Poached Eggs in Tomato Sauce

This versatile entrée can be served any time of the day.
Servings 4
Prep Time


  • 2 tbsp extra virgin olive oil
  • 1/2 cup thinly sliced onion
  • 1 tsp seeded, minced serrano pepper
  • 1 tsp Minced Garlic
  • 1/4 tsp ground cumin
  • 1 (28-ounce) can Muir Glen Fire Roasted Crushed Tomatoes
  • 3/4 tsp kosher salt, divided
  • 4 cups refrigerated or frozen shredded hash browns
  • 4 Eggs
  • freshly ground black pepper
  • minced cilantro


  1. In skillet over medium-high heat, heat oil.
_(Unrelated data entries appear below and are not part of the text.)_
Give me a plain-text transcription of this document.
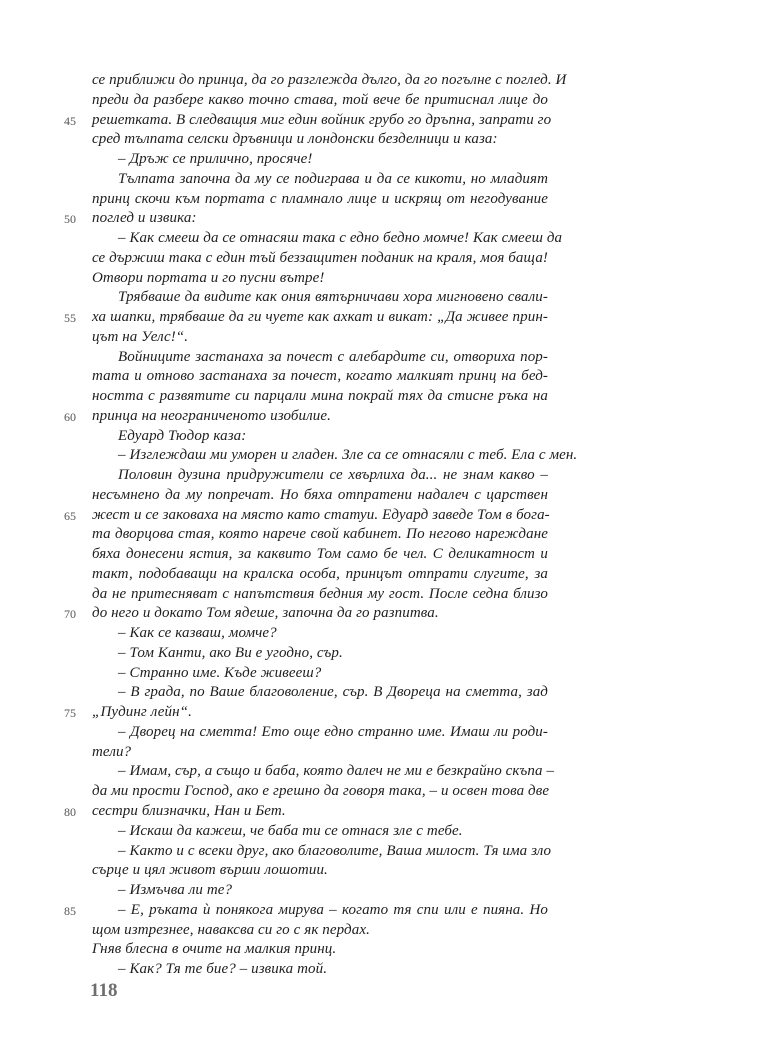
се приближи до принца, да го разглежда дълго, да го погълне с поглед. И
преди да разбере какво точно става, той вече бе притиснал лице до
решетката. В следващия миг един войник грубо го дръпна, запрати го
сред тълпата селски дръвници и лондонски безделници и каза:
– Дръж се прилично, просяче!
Тълпата започна да му се подиграва и да се кикоти, но младият
принц скочи към портата с пламнало лице и искрящ от негодувание
поглед и извика:
– Как смееш да се отнасяш така с едно бедно момче! Как смееш да
се държиш така с един тъй беззащитен поданик на краля, моя баща!
Отвори портата и го пусни вътре!
Трябваше да видите как ония вятърничави хора мигновено свали-
ха шапки, трябваше да ги чуете как ахкат и викат: „Да живее прин-
цът на Уелс!“.
Войниците застанаха за почест с алебардите си, отвориха пор-
тата и отново застанаха за почест, когато малкият принц на бед-
ността с развятите си парцали мина покрай тях да стисне ръка на
принца на неограниченото изобилие.
Едуард Тюдор каза:
– Изглеждаш ми уморен и гладен. Зле са се отнасяли с теб. Ела с мен.
Половин дузина придружители се хвърлиха да... не знам какво –
несъмнено да му попречат. Но бяха отпратени надалеч с царствен
жест и се заковаха на място като статуи. Едуард заведе Том в бога-
та дворцова стая, която нарече свой кабинет. По негово нареждане
бяха донесени ястия, за каквито Том само бе чел. С деликатност и
такт, подобаващи на кралска особа, принцът отпрати слугите, за
да не притесняват с напътствия бедния му гост. После седна близо
до него и докато Том ядеше, започна да го разпитва.
– Как се казваш, момче?
– Том Канти, ако Ви е угодно, сър.
– Странно име. Къде живееш?
– В града, по Ваше благоволение, сър. В Двореца на сметта, зад
„Пудинг лейн“.
– Дворец на сметта! Ето още едно странно име. Имаш ли роди-
тели?
– Имам, сър, а също и баба, която далеч не ми е безкрайно скъпа –
да ми прости Господ, ако е грешно да говоря така, – и освен това две
сестри близначки, Нан и Бет.
– Искаш да кажеш, че баба ти се отнася зле с тебе.
– Както и с всеки друг, ако благоволите, Ваша милост. Тя има зло
сърце и цял живот върши лошотии.
– Измъчва ли те?
– Е, ръката ѝ понякога мирува – когато тя спи или е пияна. Но
щом изтрезнее, наваксва си го с як пердах.
Гняв блесна в очите на малкия принц.
– Как? Тя те бие? – извика той.
45
50
55
60
65
70
75
80
85
118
Add onion; cook until softened (about 3 minutes). Add pepper, garlic and cumin; cook for 1 minute. Stir in tomato sauce and 1/2 teaspoon salt. Bring to boil, reduce heat and simmer for 15 minutes. Meanwhile, prepare hash browns according to package directions. Set aside; keep warm. Carefully break eggs on top of tomato sauce; season with 1/4 teaspoon salt and black pepper. Cover; cook until eggs are set (4-6 minutes).
  2. To serve: Divide hash browns among 4 plates. Spoon tomato sauce and 1 egg on top. Top with cilantro.